The program will commence with a two-week introduction to machine learning, followed by two weeks on deep learning fundamentals. Data from the Cancer Genome will be utilized for model construction, leveraging the Blugold Center for High Performance Computing (BCHPC) at UWEC to manage the high dimensionality of datasets, which can include up to 485,000 methylation sites per sample.
Deep Learning for Diagnosis of Pancreatic Cancer to Advance Patient Healthcare
Pancreatic Ductal Adenocarcinoma (PDAC) is one of the most aggressive cancers, with a 5-year survival rate of only 6%. As the number of cases continues to rise, this project at the University of Wisconsin-Eau Claire (UWEC) explores advanced imaging and deep learning techniques to improve the diagnosis of PDAC. Participants will begin by learning essential image processing techniques, including normalization and DICOM format handling. In later stages, they will build a UNet-based Convolutional Neural Network (CNN) to analyze CT scan images from public datasets such as the Medical Segmentation Decathlon and the Cancer Imaging Archive.
The project emphasizes hands-on experience with deep learning models and the use of GPU nodes on UWEC’s BCHPC cluster. Participants will gain practical knowledge in both computational techniques and their application to improving patient outcomes in healthcare.

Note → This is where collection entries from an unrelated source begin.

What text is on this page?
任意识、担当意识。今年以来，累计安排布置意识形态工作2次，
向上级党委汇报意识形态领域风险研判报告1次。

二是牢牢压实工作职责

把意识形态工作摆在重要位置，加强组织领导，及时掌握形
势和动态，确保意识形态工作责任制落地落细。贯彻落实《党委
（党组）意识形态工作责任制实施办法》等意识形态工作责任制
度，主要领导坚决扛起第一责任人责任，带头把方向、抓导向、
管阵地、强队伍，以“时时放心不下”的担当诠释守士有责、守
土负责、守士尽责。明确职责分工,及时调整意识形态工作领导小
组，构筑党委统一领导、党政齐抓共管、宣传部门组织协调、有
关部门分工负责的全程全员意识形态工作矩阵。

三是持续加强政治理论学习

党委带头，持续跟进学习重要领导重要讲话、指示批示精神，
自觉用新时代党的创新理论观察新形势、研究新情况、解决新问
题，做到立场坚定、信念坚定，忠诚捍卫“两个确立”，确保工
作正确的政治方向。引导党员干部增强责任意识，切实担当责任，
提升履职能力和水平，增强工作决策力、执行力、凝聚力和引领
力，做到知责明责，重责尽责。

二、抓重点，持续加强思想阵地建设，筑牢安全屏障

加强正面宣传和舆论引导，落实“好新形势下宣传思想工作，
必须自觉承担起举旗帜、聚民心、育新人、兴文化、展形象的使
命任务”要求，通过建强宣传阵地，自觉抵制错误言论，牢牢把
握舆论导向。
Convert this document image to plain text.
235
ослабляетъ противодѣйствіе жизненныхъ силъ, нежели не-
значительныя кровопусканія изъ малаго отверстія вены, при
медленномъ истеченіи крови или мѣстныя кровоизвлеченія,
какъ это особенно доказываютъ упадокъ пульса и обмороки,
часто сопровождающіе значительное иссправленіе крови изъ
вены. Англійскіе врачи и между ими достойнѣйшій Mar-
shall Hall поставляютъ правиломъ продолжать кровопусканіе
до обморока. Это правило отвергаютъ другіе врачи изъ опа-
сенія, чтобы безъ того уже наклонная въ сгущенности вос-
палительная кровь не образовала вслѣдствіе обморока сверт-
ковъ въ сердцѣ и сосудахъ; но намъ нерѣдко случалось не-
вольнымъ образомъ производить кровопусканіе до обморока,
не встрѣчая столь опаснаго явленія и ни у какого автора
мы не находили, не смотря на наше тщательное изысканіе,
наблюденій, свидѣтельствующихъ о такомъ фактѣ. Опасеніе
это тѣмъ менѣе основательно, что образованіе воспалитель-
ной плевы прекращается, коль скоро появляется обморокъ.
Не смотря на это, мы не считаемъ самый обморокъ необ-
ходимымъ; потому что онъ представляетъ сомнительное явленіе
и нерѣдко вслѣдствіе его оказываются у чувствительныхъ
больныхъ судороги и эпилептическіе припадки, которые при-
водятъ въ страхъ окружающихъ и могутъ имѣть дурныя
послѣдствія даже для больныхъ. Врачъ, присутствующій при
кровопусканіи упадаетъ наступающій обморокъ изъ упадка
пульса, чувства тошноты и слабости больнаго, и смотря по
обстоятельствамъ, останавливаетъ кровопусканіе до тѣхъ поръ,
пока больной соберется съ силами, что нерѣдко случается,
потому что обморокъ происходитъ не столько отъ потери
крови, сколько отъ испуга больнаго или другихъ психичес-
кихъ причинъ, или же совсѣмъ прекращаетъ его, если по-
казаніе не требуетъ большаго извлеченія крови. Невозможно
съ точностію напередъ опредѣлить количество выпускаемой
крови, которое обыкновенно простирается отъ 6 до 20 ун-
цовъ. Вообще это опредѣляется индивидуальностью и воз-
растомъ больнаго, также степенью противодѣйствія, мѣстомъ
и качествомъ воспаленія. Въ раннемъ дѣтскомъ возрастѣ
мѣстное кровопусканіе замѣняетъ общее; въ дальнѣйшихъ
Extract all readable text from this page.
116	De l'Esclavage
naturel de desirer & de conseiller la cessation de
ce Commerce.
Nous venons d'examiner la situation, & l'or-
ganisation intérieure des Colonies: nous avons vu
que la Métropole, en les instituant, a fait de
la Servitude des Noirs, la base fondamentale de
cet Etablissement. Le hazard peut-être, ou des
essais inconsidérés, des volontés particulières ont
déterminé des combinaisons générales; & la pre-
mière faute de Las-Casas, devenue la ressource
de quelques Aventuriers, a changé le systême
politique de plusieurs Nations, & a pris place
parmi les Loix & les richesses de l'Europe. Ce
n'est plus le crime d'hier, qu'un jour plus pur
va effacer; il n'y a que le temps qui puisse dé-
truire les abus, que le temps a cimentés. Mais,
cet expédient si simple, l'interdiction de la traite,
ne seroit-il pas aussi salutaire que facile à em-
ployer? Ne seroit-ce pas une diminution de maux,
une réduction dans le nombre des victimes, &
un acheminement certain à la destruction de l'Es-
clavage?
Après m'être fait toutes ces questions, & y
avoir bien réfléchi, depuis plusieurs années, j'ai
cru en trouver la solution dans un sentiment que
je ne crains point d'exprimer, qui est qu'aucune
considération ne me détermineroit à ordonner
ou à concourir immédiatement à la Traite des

Using Dynamic Feature Selection (DFS) to Address Cyber Threats
As cyber threats continue to evolve, it becomes crucial to develop adaptable and efficient detection methods for malicious internet traffic. At the University of Wisconsin-Eau Claire (UWEC), this project focuses on utilizing Dynamic Feature Selection (DFS) to address the challenges of threat detection. Traditional machine learning methods for cybersecurity often struggle with highly imbalanced datasets and large feature dimensions, which can limit real-time detection capabilities. To overcome these challenges, this project applies DFS techniques to automate feature reduction, improving computational efficiency and predictive performance.
Participants will explore DFS methods, including Univariate Feature Selection, Correlated Feature Elimination, Gradient Boosting, and Wrapper Methods. These techniques will be applied to well-known cybersecurity datasets such as NSL-KDD and UNSW-NB15, forming the basis for a machine learning pipeline that enhances the detection of harmful internet traffic. Teachers will spend the first two weeks learning machine learning algorithms and the remaining time building the DFS strategy, training models, and optimizing hyperparameters.